You probably haven’t had many history lessons that started with pillaging the Caribbean and ended with a delicious cocktail. But that’s just one of the things that make the mojito so unique.
The mojito may have a trendy reputation outside of Cuba; however, its origins are anything but chic. But none of that matters to us here at London Cocktail Company, instead we’ve mixed rum, lime, mint and sugar to create the perfect Mojito – all that’s missing is plenty of ice.

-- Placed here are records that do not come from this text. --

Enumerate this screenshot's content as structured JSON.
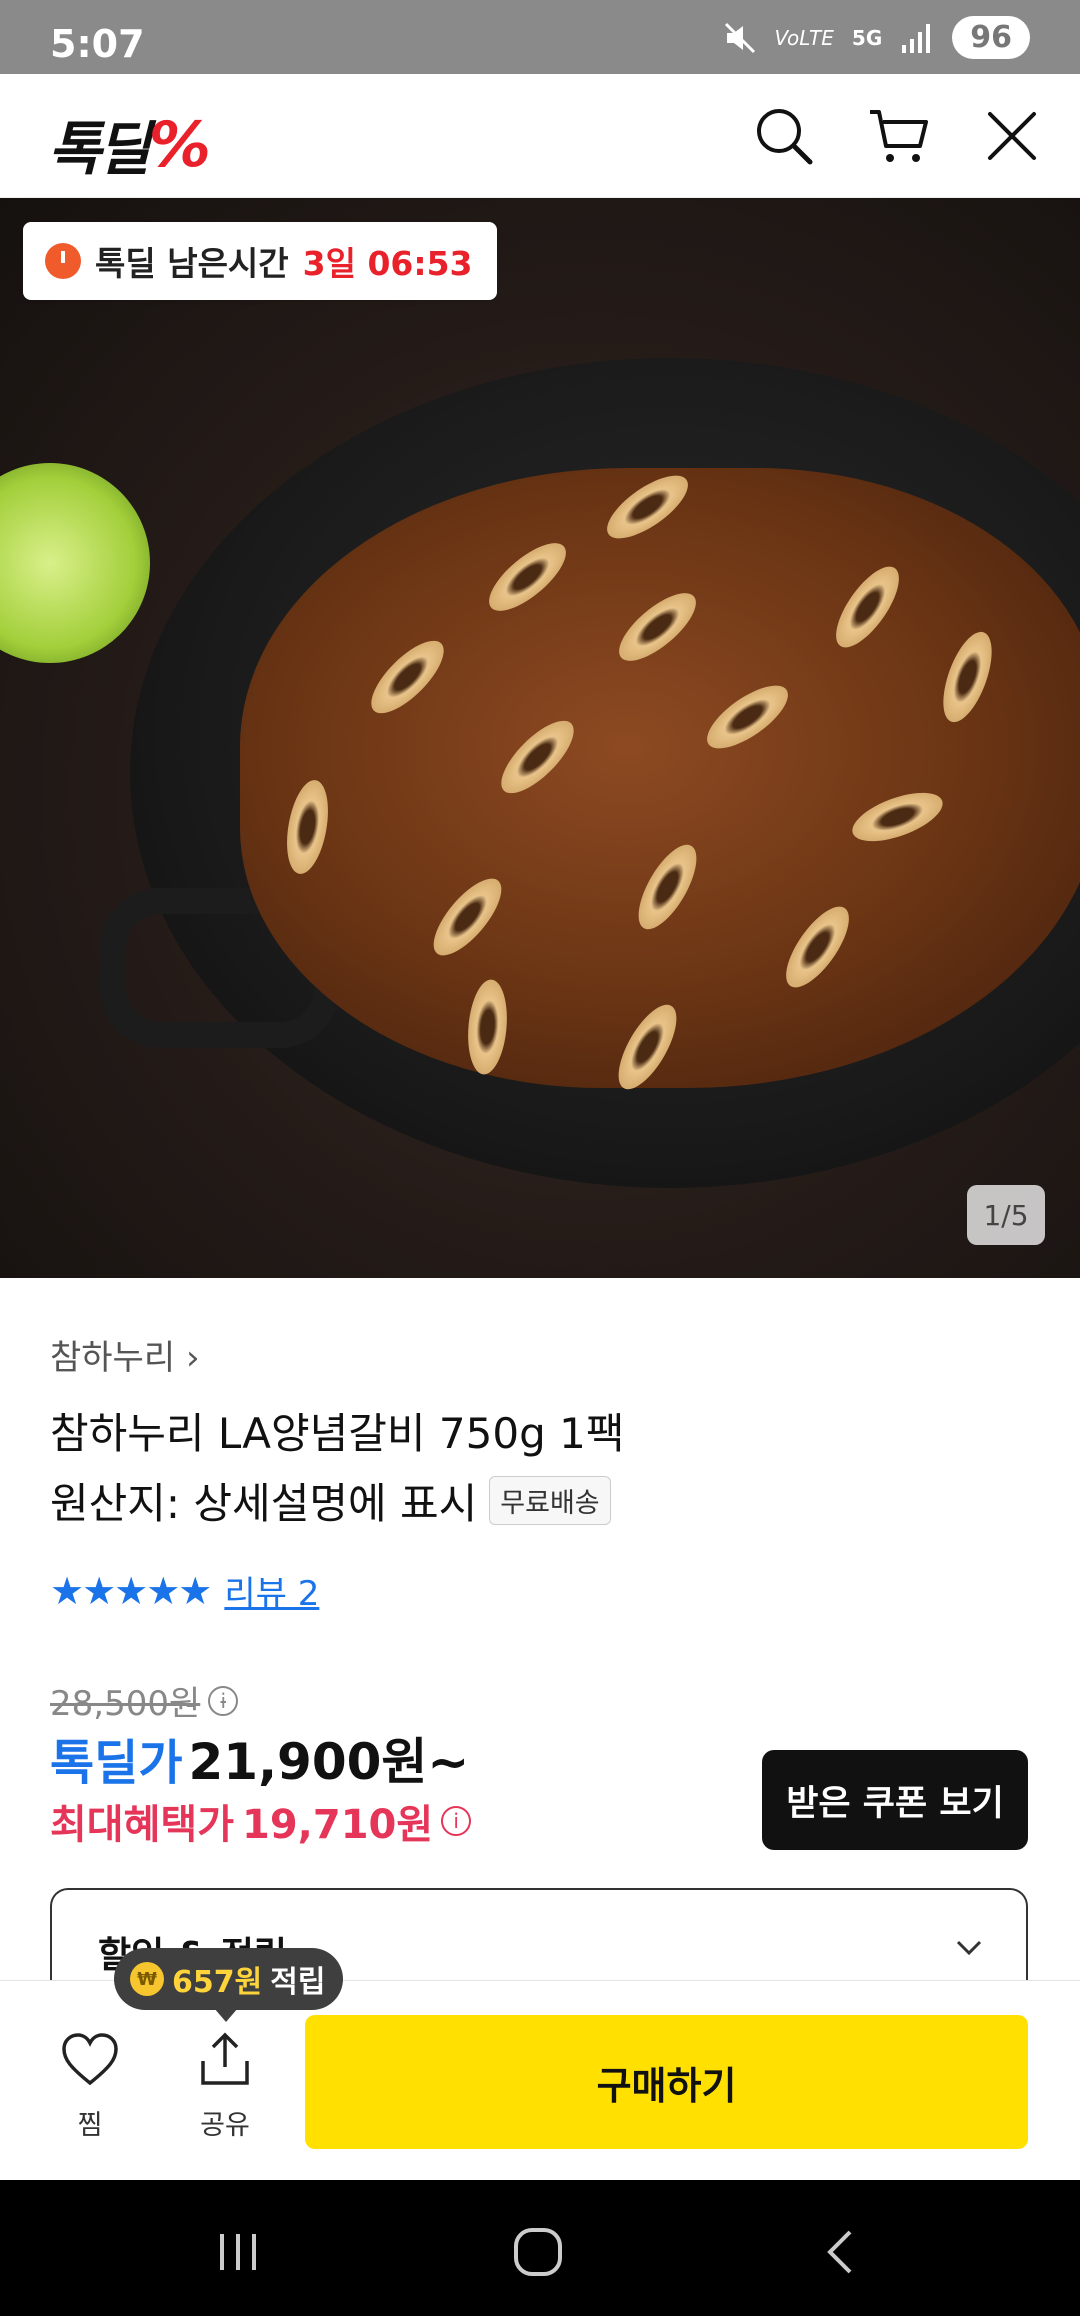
{
  "status_bar": {
    "time": "5:07",
    "network": "5G",
    "carrier_badge": "VoLTE",
    "battery": "96"
  },
  "header": {
    "logo_text": "톡딜",
    "logo_mark": "%",
    "icons": [
      "search-icon",
      "cart-icon",
      "close-icon"
    ]
  },
  "hero": {
    "timer_label": "톡딜 남은시간",
    "timer_value": "3일 06:53",
    "image_counter": "1/5"
  },
  "product": {
    "brand": "참하누리",
    "brand_chevron": "›",
    "title": "참하누리 LA양념갈비 750g 1팩",
    "origin": "원산지: 상세설명에 표시",
    "shipping_badge": "무료배송",
    "rating_stars": "★★★★★",
    "review_link": "리뷰 2"
  },
  "pricing": {
    "original_price": "28,500원",
    "deal_label": "톡딜가",
    "deal_price": "21,900원~",
    "max_label": "최대혜택가",
    "max_price": "19,710원",
    "coupon_button": "받은 쿠폰 보기",
    "discount_section_title": "할인 & 적립"
  },
  "bottom_bar": {
    "wish_label": "찜",
    "share_label": "공유",
    "buy_label": "구매하기",
    "points_coin": "₩",
    "points_amount": "657원",
    "points_suffix": "적립"
  },
  "colors": {
    "brand_red": "#e8212b",
    "deal_blue": "#1a73e8",
    "max_price_pink": "#e5365a",
    "buy_yellow": "#ffe000"
  }
}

Legend has it that the first version of this gorgeously minty rum based drink was called “El Draque”, after the pirate Sir Francis Drake, as it was rumoured to be his drink of choice. Created from by mixing aguardiente (unrefined rum), sugar, lime, and mint, the drink was coined “El Draque” (‘the dragon’), a note to his career of terrorizing South America and the Caribbean. Drake used Cuba as a base island, which is seemingly how the drink arrived there. The Draque cocktail can also be found in some other Latin American countries, including Mexico, Columbia, and Venezuela – likely a tribute to Drake’s pilaging of those countries.
There are several other theories as to how the Mojito came to be in Cuba; some believe that African slaves who worked in the Cuban sugar cane fields during the 19th century played key roles in creating the cocktail. Guarapo, the sugar cane juice often used in Mojitos, was a popular drink amongst the slaves who helped coin the name of the sweet nectar.
The origin of its name is also unknown, one idea is that the name relates to mojo, a Cuban seasoning made from lime and used to flavour dishes, while another theory is that the name Mojito is simply a derivative of the Spanish words mojadito (‘a little wet’) or mojado (‘wet’).
Which of these tales is true? We’re not sure. But a great cocktail deserves a great story! And speaking of stories, one of America’s most prominent storyteller’s, Ernest Hemingway, is known to have been a big fan of the mojito and drank them at La Bodeguita del Medio in Havana as well as in Key West, Florida.